Nonetheless, far from taking an America First approach and letting its entirely capable Asian allies defend themselves and incentivizing them plus the Chinese and Russians to deal as they see fit with North Korean nuclear ambitions that are most threatening to these locals, the President seems to be happy to continue allowing the United States to take the diplomatic lead, bear much heavier defense spending burdens than necessary, and incurring wholly needless nuclear risk. Even worse, his strategy toward Russia and America’s European allies suffers the exact same weakness – at best.

Finally (for now), the President has bolstered national security by taken urgently needed steps to fight the Chinese trade and tech predation that has gutted so much of the American economy’s productive sectors that undergird its military power, and that his predecessors either actively encouraged, coddled, or ignored – thereby helping China greatly increase its own strength.

In this vein, it’s important to underscore that these national security concerns of mine don’t stem from a belief that China must be contained militarily in the Asia-Pacific region, or globally, as many globalists-turned-China economic hawks are maintaining. Of course, as long as the United States remains committed to at least counterbalancing China in this part of the world, it’s nothing less than insane to persist in policies that help Beijing keep building the capabilities that American soldiers, sailors, and airmen may one day need to fight.

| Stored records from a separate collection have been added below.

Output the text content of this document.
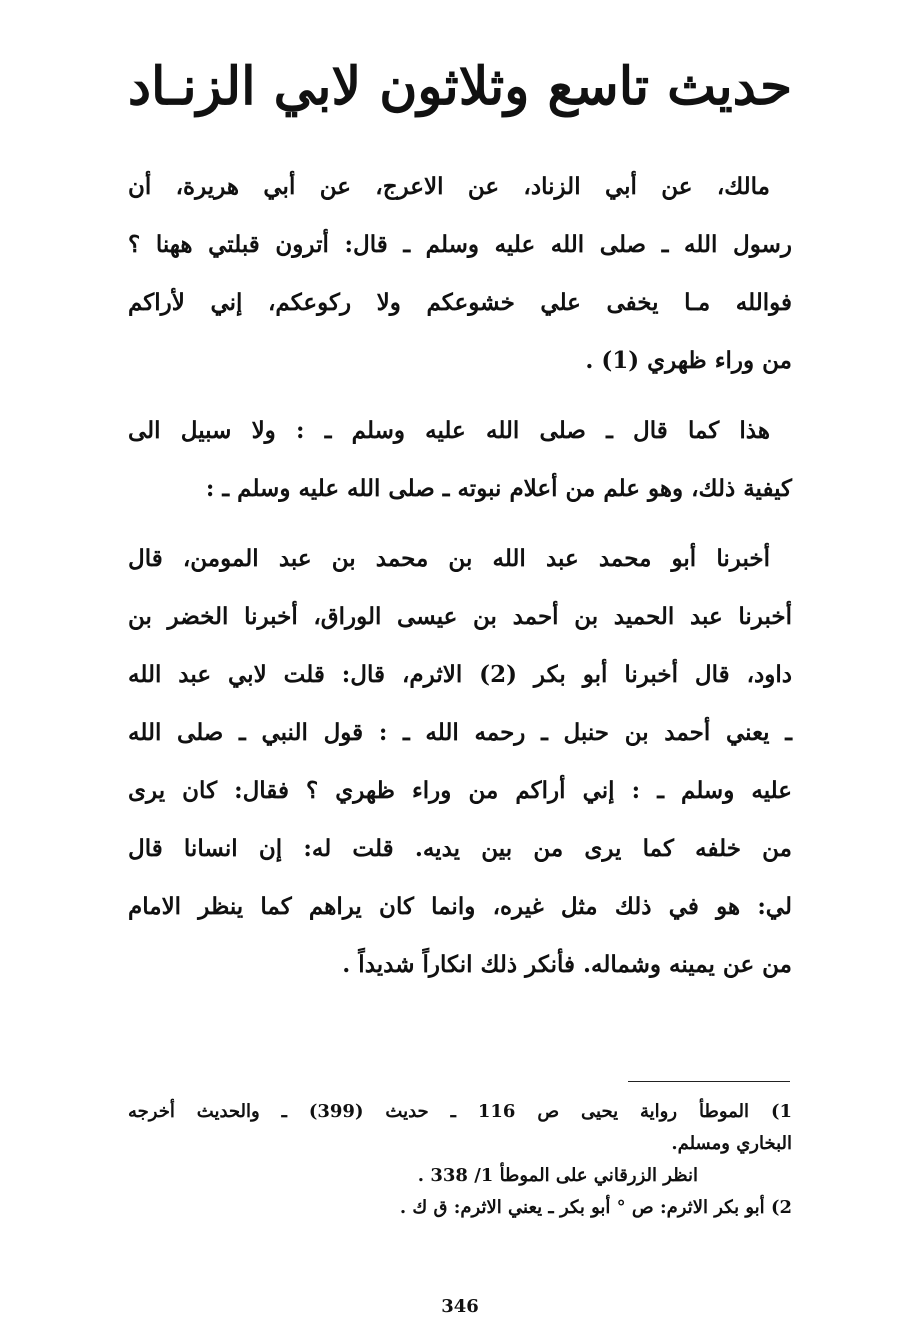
حديث تاسع وثلاثون لابي الزنـاد
مالك، عن أبي الزناد، عن الاعرج، عن أبي هريرة، أن
رسول الله ـ صلى الله عليه وسلم ـ قال: أترون قبلتي ههنا ؟
فوالله مـا يخفى علي خشوعكم ولا ركوعكم، إني لأراكم
من وراء ظهري (1) .
هذا كما قال ـ صلى الله عليه وسلم ـ : ولا سبيل الى
كيفية ذلك، وهو علم من أعلام نبوته ـ صلى الله عليه وسلم ـ :
أخبرنا أبو محمد عبد الله بن محمد بن عبد المومن، قال
أخبرنا عبد الحميد بن أحمد بن عيسى الوراق، أخبرنا الخضر بن
داود، قال أخبرنا أبو بكر (2) الاثرم، قال: قلت لابي عبد الله
ـ يعني أحمد بن حنبل ـ رحمه الله ـ : قول النبي ـ صلى الله
عليه وسلم ـ : إني أراكم من وراء ظهري ؟ فقال: كان يرى
من خلفه كما يرى من بين يديه. قلت له: إن انسانا قال
لي: هو في ذلك مثل غيره، وانما كان يراهم كما ينظر الامام
من عن يمينه وشماله. فأنكر ذلك انكاراً شديداً .
1) الموطأ رواية يحيى ص 116 ـ حديث (399) ـ والحديث أخرجه
البخاري ومسلم.
انظر الزرقاني على الموطأ 1/ 338 .
2) أبو بكر الاثرم: ص ° أبو بكر ـ يعني الاثرم: ق ك .
346
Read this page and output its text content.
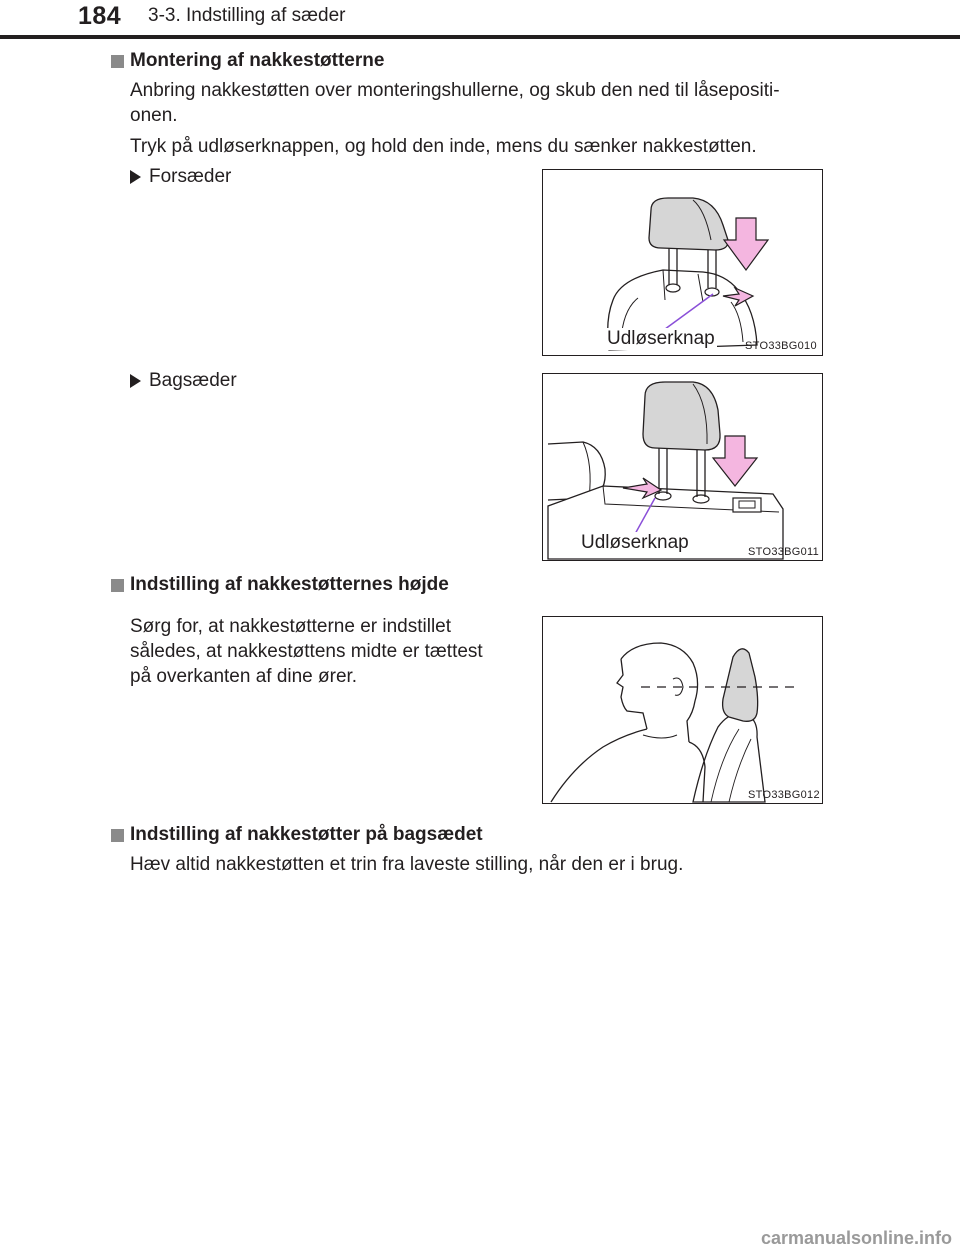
184 3-3. Indstilling af sæder
Montering af nakkestøtterne
Anbring nakkestøtten over monteringshullerne, og skub den ned til låsepositi-
onen.
Tryk på udløserknappen, og hold den inde, mens du sænker nakkestøtten.
Forsæder
Udløserknap	STO33BG010
Bagsæder
Udløserknap	STO33BG011
Indstilling af nakkestøtternes højde
Sørg for, at nakkestøtterne er indstillet
således, at nakkestøttens midte er tættest
på overkanten af dine ører.
STO33BG012
Indstilling af nakkestøtter på bagsædet
Hæv altid nakkestøtten et trin fra laveste stilling, når den er i brug.
carmanualsonline.info
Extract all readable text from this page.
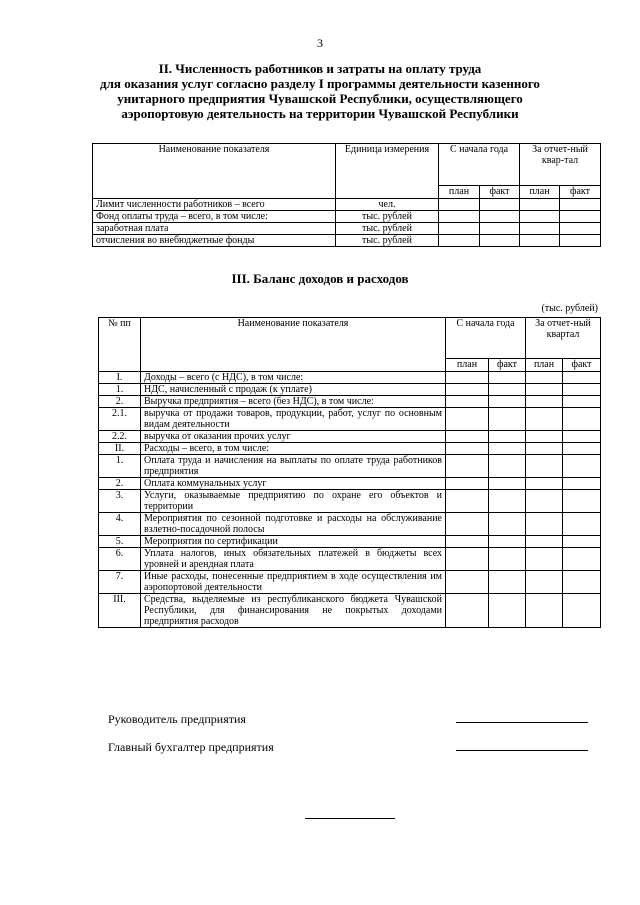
3
II. Численность работников и затраты на оплату труда
для оказания услуг согласно разделу I программы деятельности казенного
унитарного предприятия Чувашской Республики, осуществляющего
аэропортовую деятельность на территории Чувашской Республики
Наименование показателя	Единица измерения	С начала года		За отчет-ный квар-тал	
		план	факт	план	факт
Лимит численности работников – всего	чел.				
Фонд оплаты труда – всего, в том числе:	тыс. рублей				
заработная плата	тыс. рублей				
отчисления во внебюджетные фонды	тыс. рублей				
III. Баланс доходов и расходов
(тыс. рублей)
№ пп	Наименование показателя	С начала года		За отчет-ный квартал	
		план	факт	план	факт
I.	Доходы – всего (с НДС), в том числе:				
1.	НДС, начисленный с продаж (к уплате)				
2.	Выручка предприятия – всего (без НДС), в том числе:				
2.1.	выручка от продажи товаров, продукции, работ, услуг по основным видам деятельности				
2.2.	выручка от оказания прочих услуг				
II.	Расходы – всего, в том числе:				
1.	Оплата труда и начисления на выплаты по оплате труда работников предприятия				
2.	Оплата коммунальных услуг				
3.	Услуги, оказываемые предприятию по охране его объектов и территории				
4.	Мероприятия по сезонной подготовке и расходы на обслуживание взлетно-посадочной полосы				
5.	Мероприятия по сертификации				
6.	Уплата налогов, иных обязательных платежей в бюджеты всех уровней и арендная плата				
7.	Иные расходы, понесенные предприятием в ходе осуществления им аэропортовой деятельности				
III.	Средства, выделяемые из республиканского бюджета Чувашской Республики, для финансирования не покрытых доходами предприятия расходов				
Руководитель предприятия
Главный бухгалтер предприятия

I’ll be writing more about this shortly, but my main national security concerns reflect my belief that a world in which China has taken the military and especially technological need may not directly threaten U.S. security. But it will surely be a world in which America will become far less able to defend its interest in keeping the Western Hemisphere free of excessive foreign influence, a la the Monroe Doctrine, and in which American national finances and living standards will erode alarmingly.

The question remains, however, of whether a Bolton-less administration’s foreign policy will tilt significantly further toward America First-ism. President Trump remains mercurial enough to make any such forecasting hazardous. And even if he wasn’t, strategic transitions can be so disruptive, and create such short-term costs and even risks, that they’re bound to take place more unevenly than bloggers and think tankers and other scribblers would like to see.

But I see a case for modest optimism: Just as the end of Trump-Russia scandal-mongering and consequent impeachment threat has greatly reduced the President’s need to court the orthodox Republicans and overall conservative community that remain so influential in and with Congress in particular, and throw them some big bones on domestic policy (e.g., prioritizing cutting taxes and ending Obamacare), it’s greatly reduced his need to cater to the legacy Republicans and conservatives on foreign policy.

Not that Mr. Trump has shown many signs of shifting his domestic priorities yet. But I’m still hoping that he learns the (screamingly obvious) lessons of the Republicans’ 2018 midterms losses (e.g., don’t try to take an entitlement like Obamacare away from Americans until you’re sure you can replace it with something better; don’t endorse racist sexual predators like Alabama Republican Senatorial candidate Roy Moore simply for partisan reasons). It’s still entirely possible that the growing dangers of his remaining globalist policies will start teaching the President similar lessons on the foreign policy front.